As I sat in our home two nights ago looking at pictures of Haitians in agony, bodies of loved ones lining the streets, piles of rubble, and severe injuries still untreated, I could hardly breathe. To taste even for a moment the suffering that instantaneously overtook this already impoverished nation leaves me shuddering in pain, feeling completely powerless, frantically grasping for some way to help, and crying out to God for mercy.
God, why would you allow this?
I am torn apart, struggling to understand how God can redeem this kind of catastrophic suffering, how he can possibly take this evil of epic proportions and use it for good?
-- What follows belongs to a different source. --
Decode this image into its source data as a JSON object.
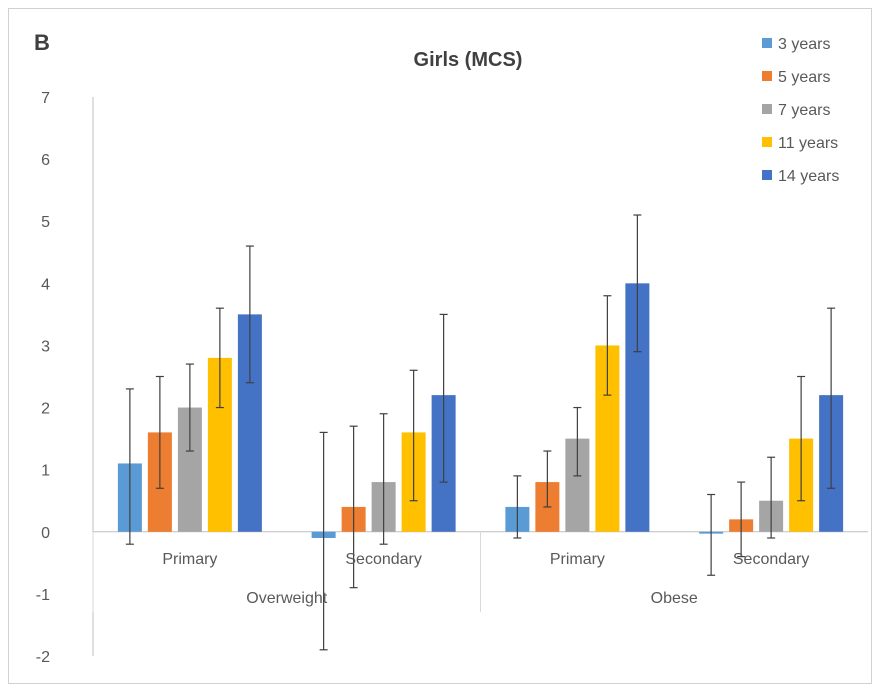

…Then I read stories of Haitians singing hymns to God in the town square, crying out to the Lord in praise and worship with surrendered hearts. I see people all over the world uniting in compassion to meet the needs of a desperate nation. I see Americans entrenched in a culture of entitlement newly grateful for all they have. I see hardened hearts calling upon God in prayer. I see creativity, gifts and talents being used to make a difference. I see small glimpses of good.
More than anything, I am convicted that there needs to be praise on my lips, compassion in my heart, increased gratitude for all I have. May it cause me to fall on my knees in submissive prayer and challenge me to use my gifts to make a difference.
My finite mind cannot begin to comprehend this tragedy, Father, please show me what I can do!